Ainsi, c'est à tort que la juridiction cantonale a annulé la décision administrative litigieuse et renvoyé la cause à la recourante pour reprendre une instruction, qui est en elle-même complète. Si elle ne s'estimait pas suffisamment renseignée sur les revenus susceptibles d'être obtenus dans de telles activités, elle avait la possibilité de se référer aux données statistiques, telles qu'elles ressortent des enquêtes sur la structure des salaires de l'Office fédéral de la statistique (ATF 126 V 77 consid. 3b/bb).
 
c) Le recours aux salaires statistiques est d'autant plus approprié, lorsque l'assuré n'a pas - comme en l'espèce - repris d'activité professionnelle. On se réfère alors à la statistique des salaires bruts standardisés, en se fondant toujours sur la médiane ou valeur centrale (ATF 126 V 77 consid. 3b/bb, 124 V 323 consid. 3b/aa).

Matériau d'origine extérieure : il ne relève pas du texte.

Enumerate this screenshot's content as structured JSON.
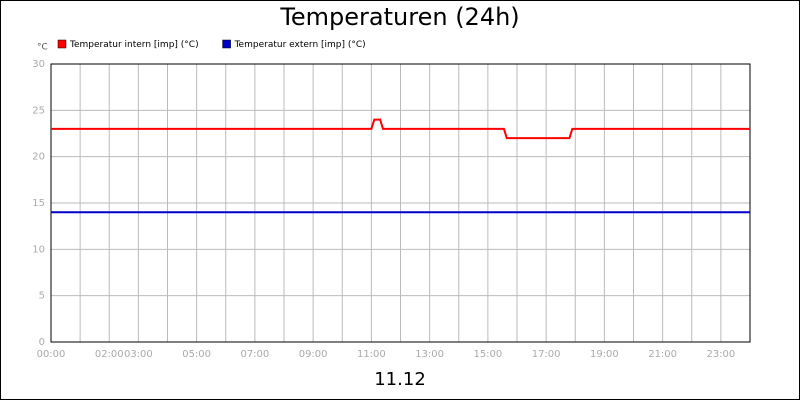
{
  "chart_data": {
    "type": "line",
    "title": "Temperaturen (24h)",
    "ylabel": "°C",
    "xlabel": "11.12",
    "series": [
      {
        "name": "Temperatur intern [imp] (°C)",
        "color": "#ff0000",
        "x": [
          0,
          11.0,
          11.1,
          11.3,
          11.4,
          15.55,
          15.65,
          17.8,
          17.9,
          24
        ],
        "values": [
          23,
          23,
          24,
          24,
          23,
          23,
          22,
          22,
          23,
          23
        ]
      },
      {
        "name": "Temperatur extern [imp] (°C)",
        "color": "#0000cc",
        "x": [
          0,
          24
        ],
        "values": [
          14,
          14
        ]
      }
    ],
    "xlim": [
      0,
      24
    ],
    "xticks": [
      {
        "value": 0,
        "label": "00:00"
      },
      {
        "value": 2,
        "label": "02:00"
      },
      {
        "value": 3,
        "label": "03:00"
      },
      {
        "value": 5,
        "label": "05:00"
      },
      {
        "value": 7,
        "label": "07:00"
      },
      {
        "value": 9,
        "label": "09:00"
      },
      {
        "value": 11,
        "label": "11:00"
      },
      {
        "value": 13,
        "label": "13:00"
      },
      {
        "value": 15,
        "label": "15:00"
      },
      {
        "value": 17,
        "label": "17:00"
      },
      {
        "value": 19,
        "label": "19:00"
      },
      {
        "value": 21,
        "label": "21:00"
      },
      {
        "value": 23,
        "label": "23:00"
      }
    ],
    "minor_xticks": [
      1,
      4,
      6,
      8,
      10,
      12,
      14,
      16,
      18,
      20,
      22
    ],
    "ylim": [
      0,
      30
    ],
    "yticks": [
      0,
      5,
      10,
      15,
      20,
      25,
      30
    ],
    "grid": true
  }
}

En l'occurrence, le salaire de référence est celui auquel peuvent prétendre les hommes effectuant des activités simples et répétitives dans le secteur privé, à savoir 4268 fr. par mois (Enquête 1998, tableau 1; niveau de qualification 4). Ce salaire mensuel hypothétique représente, compte tenu du fait que les salaires bruts standardisés reposent sur un horaire de travail de quarante heures, soit une durée hebdomadaire inférieure à la moyenne usuelle dans les entreprises en 1999 (41,9 heures; La Vie économique 1999/8 annexe p. 27, tableau B 9.2), un revenu d'invalide de 4470 fr. par mois (4268 X 41,9 : 40). Adapté à l'évolution des salaires de l'année 1999 (0,3 %, die Volkswirtschaft 3/2001 p. 101, tableau 10.2), il s'élève à 4484 fr. par mois (4470 X 1,003).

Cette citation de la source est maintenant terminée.